While this may sound like an IT issue (which is the reason cybercrime is so rampant and ill defended), it is truly a business issue that requires solutions at the corporate risk and security levels. From an economic view, America is losing money, intellectual property and jobs.

During testimony at a recent Congressional hearing titled, “Cybercrime and the Private Sector,” Entrust President and CEO Bill Conner discussed what is actually happening to US businesses that do not have adequate protections against advanced cyber criminals. It was fascinating and frightful, all at once.

The most critical risk SMBs face is known as “man in the browser” software and it is the leading cause of theft today. This is cloaked software that your desktop antivirus software or operating system will not detect or disable. Typical SMBs are not protected.
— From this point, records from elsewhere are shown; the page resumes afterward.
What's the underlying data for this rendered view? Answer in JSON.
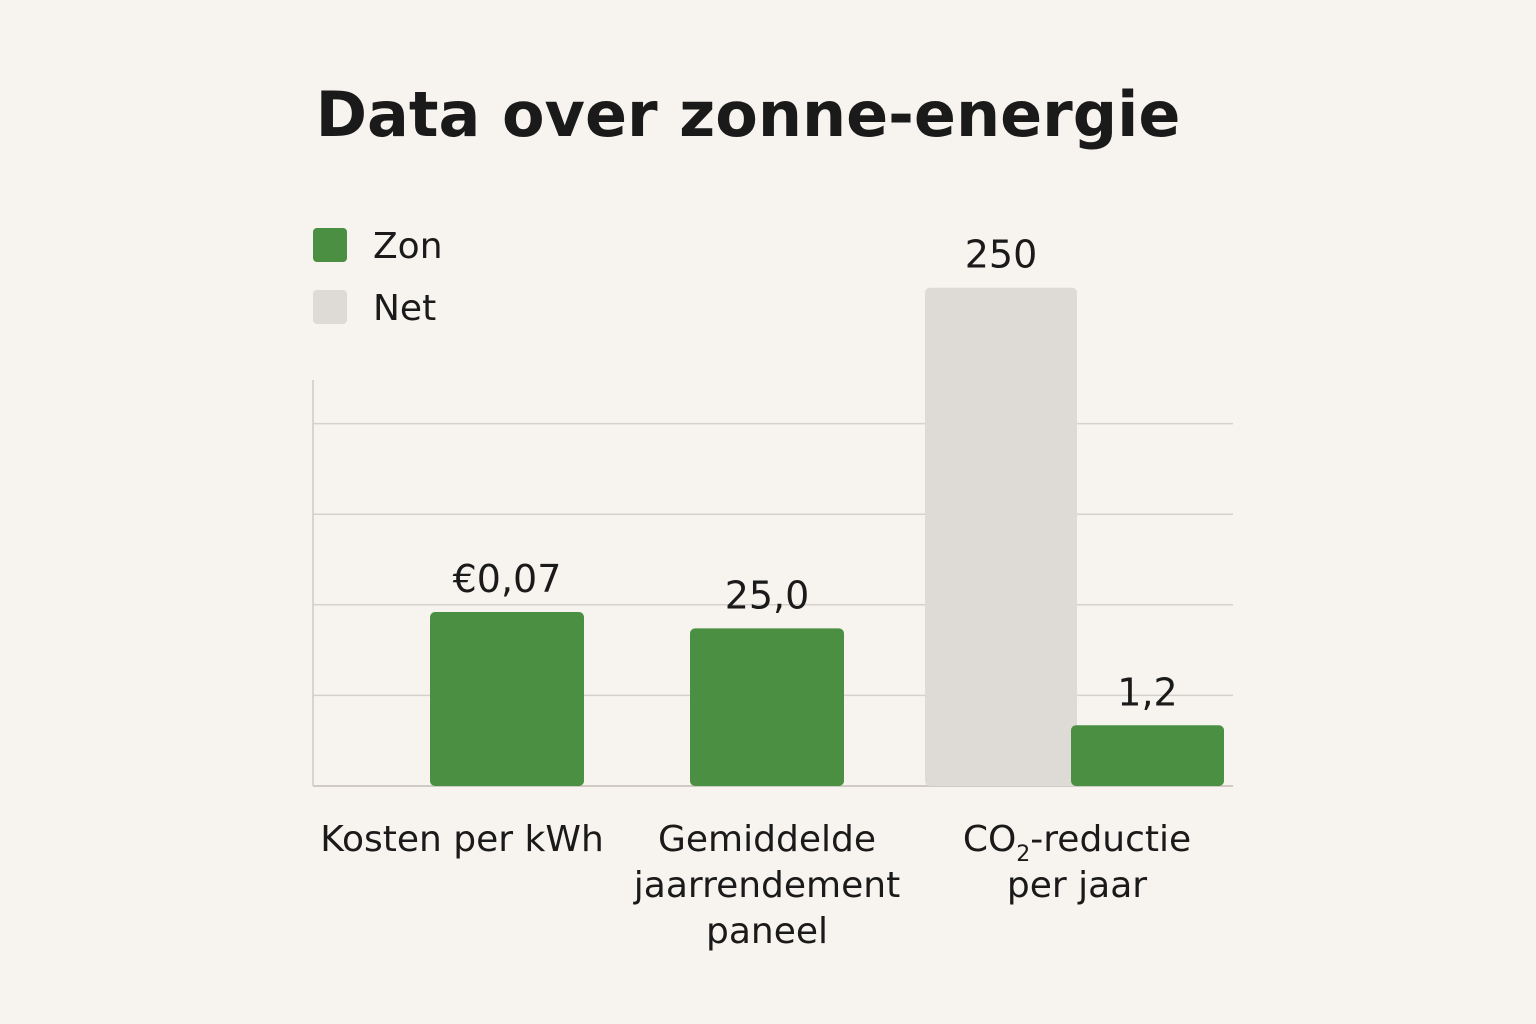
{
  "chart_data": {
    "type": "bar",
    "title": "Data over zonne-energie",
    "legend": {
      "position": "top-left",
      "entries": [
        {
          "name": "Zon",
          "color": "#4a8f42"
        },
        {
          "name": "Net",
          "color": "#dedad5"
        }
      ]
    },
    "grid": true,
    "ylim": [
      0,
      4.5
    ],
    "categories": [
      {
        "label_lines": [
          "Kosten per kWh"
        ]
      },
      {
        "label_lines": [
          "Gemiddelde",
          "jaarrendement",
          "paneel"
        ]
      },
      {
        "label_lines": [
          {
            "main": "CO",
            "sub": "2",
            "rest": "-reductie"
          },
          "per jaar"
        ]
      }
    ],
    "bars": [
      {
        "category": 0,
        "series": "Zon",
        "height_units": 1.92,
        "label": "€0,07"
      },
      {
        "category": 1,
        "series": "Zon",
        "height_units": 1.74,
        "label": "25,0"
      },
      {
        "category": 2,
        "series": "Net",
        "height_units": 5.5,
        "label": "250"
      },
      {
        "category": 2,
        "series": "Zon",
        "height_units": 0.67,
        "label": "1,2"
      }
    ]
  }
}
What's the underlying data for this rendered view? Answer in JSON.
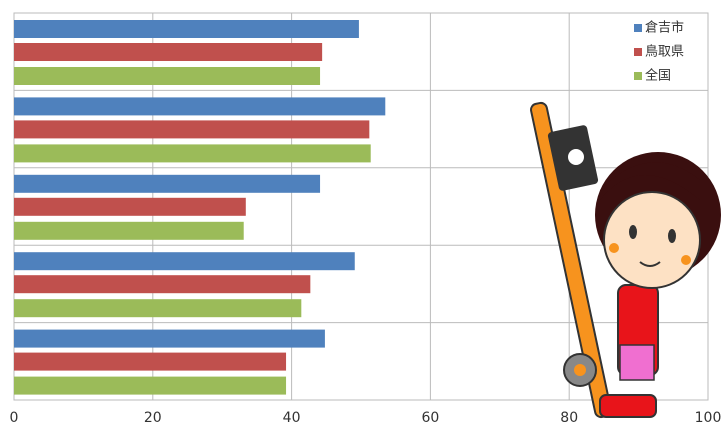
{
  "chart_data": {
    "type": "bar",
    "orientation": "horizontal",
    "categories": [
      null,
      null,
      null,
      null,
      null
    ],
    "series": [
      {
        "name": "倉吉市",
        "color": "#4f81bd",
        "values": [
          49.7,
          53.5,
          44.1,
          49.1,
          44.8
        ]
      },
      {
        "name": "鳥取県",
        "color": "#c0504d",
        "values": [
          44.4,
          51.2,
          33.4,
          42.7,
          39.2
        ]
      },
      {
        "name": "全国",
        "color": "#9bbb59",
        "values": [
          44.1,
          51.4,
          33.1,
          41.4,
          39.2
        ]
      }
    ],
    "xlim": [
      0,
      100
    ],
    "xticks": [
      0,
      20,
      40,
      60,
      80,
      100
    ],
    "grid": true,
    "legend": "top-right"
  }
}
Conner noted these key points:

  • Both countries and organized crime are involved, namely in Ukraine and Russia.
  • There is no legislation or regulation directly addressing this issue.
  • There is no clear case law regarding this issue.
  • This is not a threat; thefts are occurring daily to U.S. SMBs.
  • Cybercriminals are operating large, sophisticated businesses.
  •  A significant public/private partnership is required to mitigate this risk.

The original “man in the browser” spyware, Zeus merged (yes, like a corporate merger) with SpyEye in 2010 (the Zeus investors took their money and got out like any typical venture capital firm). In February 2011 SpyEye and Zeus were developed into a new product that can be purchased with 24/7 support. The criminals no longer have to be great programmers or hackers; they simply need to be criminals. Once purchased, SpyEye will help the criminals vector their attacks on specific businesses, banks or geographies. If you haven’t guessed this by now, SpyEye is a major, criminal enterprise with next generation software.
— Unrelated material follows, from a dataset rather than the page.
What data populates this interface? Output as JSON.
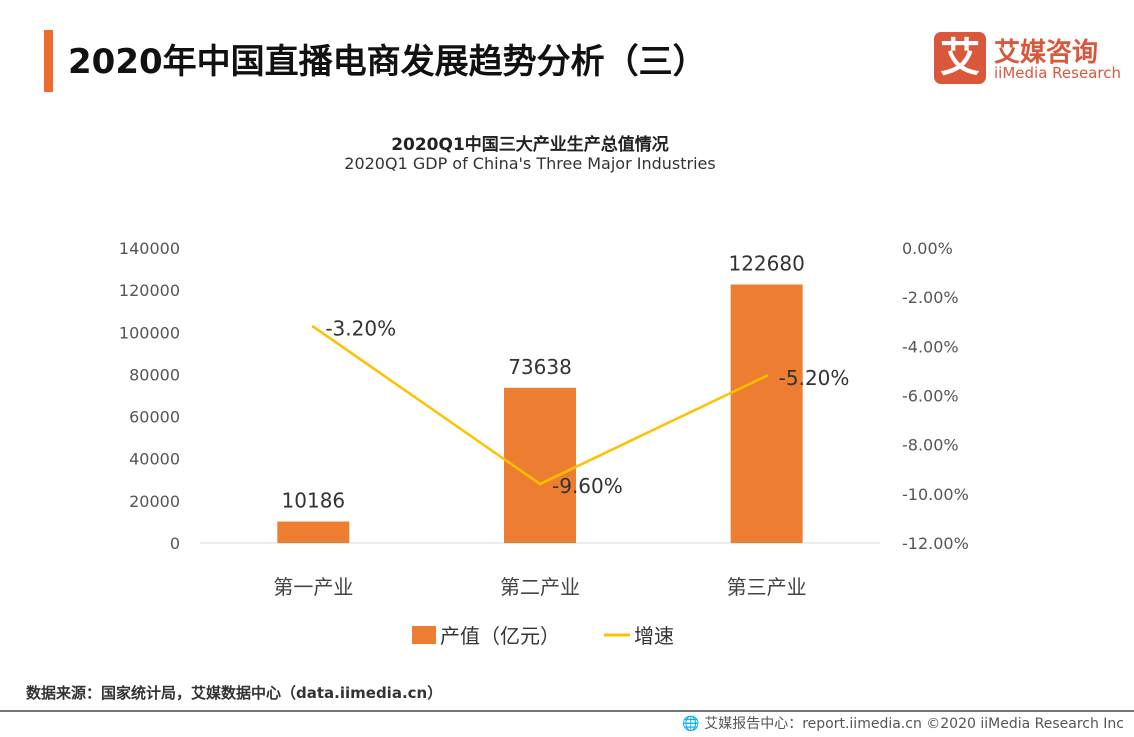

Byron Acohido wrote in USA Today last August (when SpyEye was first released) that Damballa Corporation research identified within the first week of it being available, 14 cyber-rings took advantage by sending commands to tens of thousands of infected PCs in the U.S. and Europe.
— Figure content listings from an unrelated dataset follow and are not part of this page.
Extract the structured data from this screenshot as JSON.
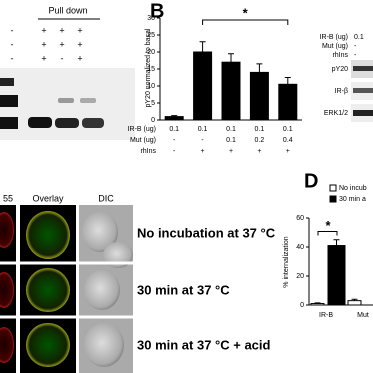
{
  "chart_data": [
    {
      "type": "bar",
      "panel": "B",
      "ylabel": "pY20 normalized to basal",
      "values": [
        1,
        20,
        17,
        14,
        10.5
      ],
      "errors": [
        0.3,
        3,
        2.5,
        2.5,
        2
      ],
      "color": "#000000",
      "ylim": [
        0,
        30
      ],
      "yticks": [
        0,
        5,
        10,
        15,
        20,
        25,
        30
      ],
      "annotation": "*",
      "table": [
        {
          "label": "IR-B (ug)",
          "cells": [
            "0.1",
            "0.1",
            "0.1",
            "0.1",
            "0.1"
          ]
        },
        {
          "label": "Mut (ug)",
          "cells": [
            "-",
            "-",
            "0.1",
            "0.2",
            "0.4"
          ]
        },
        {
          "label": "rhIns",
          "cells": [
            "-",
            "+",
            "+",
            "+",
            "+"
          ]
        }
      ]
    },
    {
      "type": "bar",
      "panel": "D",
      "ylabel": "% internalization",
      "categories": [
        "IR-B",
        "Mut"
      ],
      "series": [
        {
          "name": "No incub",
          "color": "#ffffff",
          "values": [
            1,
            3
          ],
          "errors": [
            0.5,
            1
          ]
        },
        {
          "name": "30 min a",
          "color": "#000000",
          "values": [
            41,
            null
          ],
          "errors": [
            4,
            null
          ]
        }
      ],
      "ylim": [
        0,
        60
      ],
      "yticks": [
        0,
        20,
        40,
        60
      ],
      "annotation": "*"
    }
  ],
  "blot_left": {
    "title": "Pull down",
    "rows": [
      [
        "-",
        "+",
        "+",
        "+"
      ],
      [
        "-",
        "+",
        "+",
        "+"
      ],
      [
        "-",
        "+",
        "-",
        "+"
      ]
    ]
  },
  "blot_right": {
    "rows": [
      {
        "label": "IR-B (ug)",
        "value": "0.1"
      },
      {
        "label": "Mut (ug)",
        "value": "-"
      },
      {
        "label": "rhIns",
        "value": "-"
      }
    ],
    "bands": [
      "pY20",
      "IR-β",
      "ERK1/2"
    ]
  },
  "microscopy": {
    "columns": [
      "55",
      "Overlay",
      "DIC"
    ],
    "rows": [
      "No incubation at 37 °C",
      "30 min at 37 °C",
      "30 min at 37 °C + acid"
    ]
  }
}
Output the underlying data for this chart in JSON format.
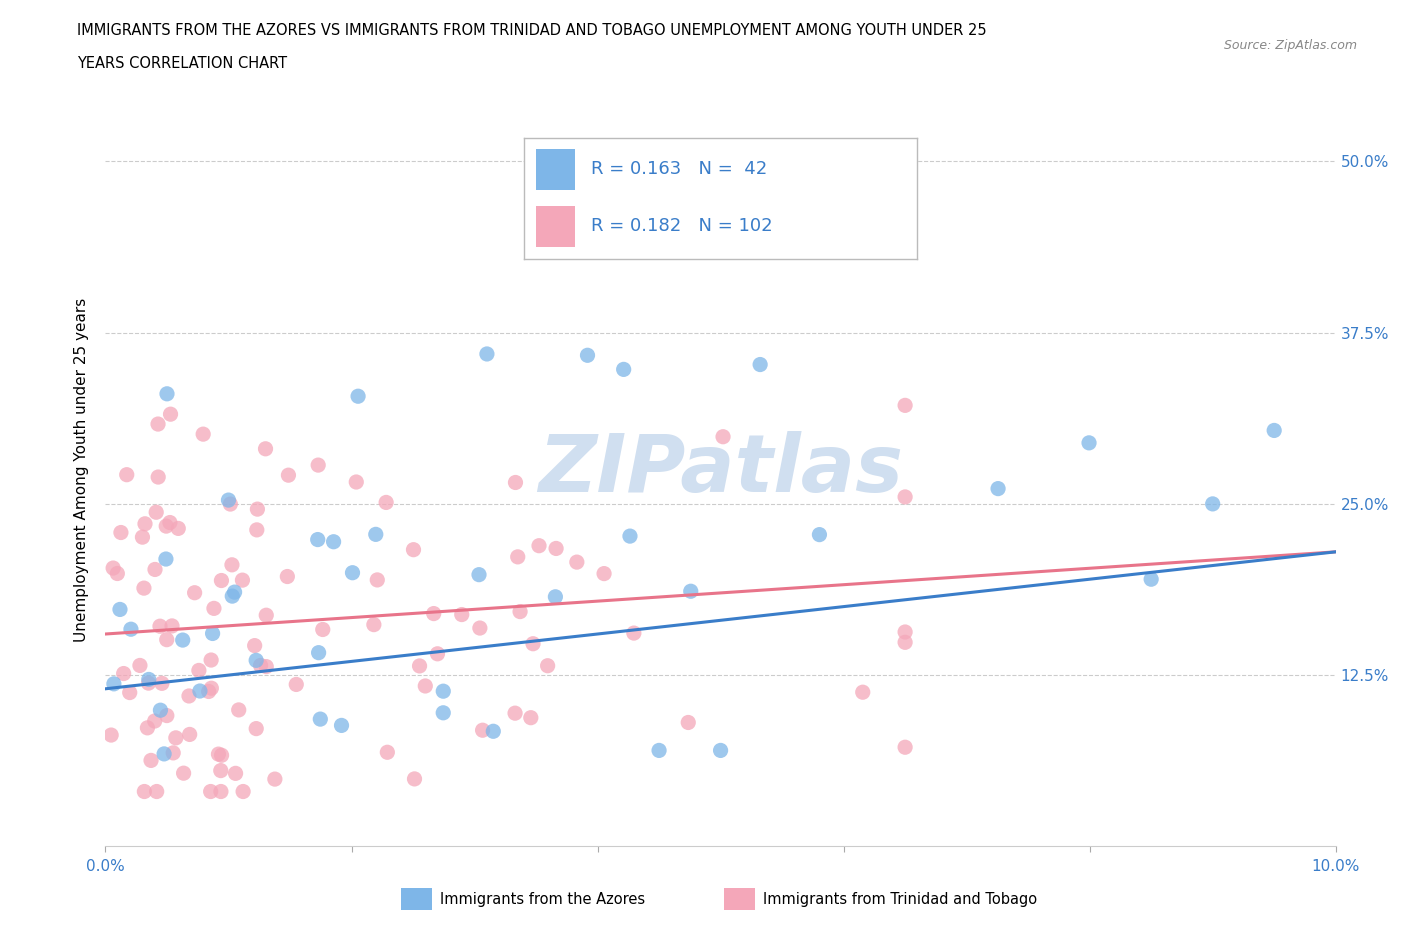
{
  "title_line1": "IMMIGRANTS FROM THE AZORES VS IMMIGRANTS FROM TRINIDAD AND TOBAGO UNEMPLOYMENT AMONG YOUTH UNDER 25",
  "title_line2": "YEARS CORRELATION CHART",
  "source": "Source: ZipAtlas.com",
  "ylabel": "Unemployment Among Youth under 25 years",
  "xlim": [
    0.0,
    0.1
  ],
  "ylim": [
    0.0,
    0.55
  ],
  "xtick_pos": [
    0.0,
    0.02,
    0.04,
    0.06,
    0.08,
    0.1
  ],
  "xticklabels": [
    "0.0%",
    "",
    "",
    "",
    "",
    "10.0%"
  ],
  "ytick_pos": [
    0.125,
    0.25,
    0.375,
    0.5
  ],
  "yticklabels": [
    "12.5%",
    "25.0%",
    "37.5%",
    "50.0%"
  ],
  "azores_color": "#7EB6E8",
  "trinidad_color": "#F4A7B9",
  "azores_line_color": "#3A7DC9",
  "trinidad_line_color": "#E8748A",
  "R_azores": 0.163,
  "N_azores": 42,
  "R_trinidad": 0.182,
  "N_trinidad": 102,
  "legend_color": "#3A7DC9",
  "background_color": "#ffffff",
  "grid_color": "#cccccc",
  "watermark_color": "#d0dff0",
  "azores_seed": 101,
  "trinidad_seed": 202
}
And it is widely available. The article noted, “SpyEye normally sells for up to $10,000. But, as of last week, the latest, most powerful version of SpyEye could be acquired for just $95.”          

“How it works is real simple and very complicated,” Conner said in his testimony. He explains: “A controller at an SMB goes online to their financial institution and moves $10,000 to a supplier through their online bill pay. Once entered, the Man in the Browser software wakes up and changes the payees from the one supplier to six mules. And changes the $10,000 to $100,000. The bank sees the request to pay $100,000 to six different payees and it sees good security. The user name and password are correct. The account information is correct. The IP address is correct. The bank sends a confirmation to the business using a 30-year-old security technology, including a one-time use password that is valid for 30 seconds. The software wakes up again and changes the payment request from six payees back to one and from $100,000 to $10,000. The controller sees the request as accurate and hits the confirmation button. The $100,000 is gone. The bank loses it, the business loses it, the supplier has not been paid and the six mules funnel that money back into organized crime.”

Unlike personal banking where individuals are protected by the FDIC, the SMB is protected by NOTHING.

As an example, Conner shared the story of an SMB that had only done four transactions within the last year and had a $500,000 limit on its account. Its account experienced 20 transactions within six hours totaling $2,000,000. The bank claimed they did not do anything improper and the Court sided with the bank.

SMBs are not educated on the business risk or the technology available and banks are not taking appropriate measures. While Conner’s testimony ended with the realization that a very serious private/public partnership must be launched to combat this cyber arms race, it is clearly upon you in the Security 50,000 to recognize this as a business risk, not an IT problem. The “man in the browser” is a criminal, but a businessman first. Stealing your money is their business.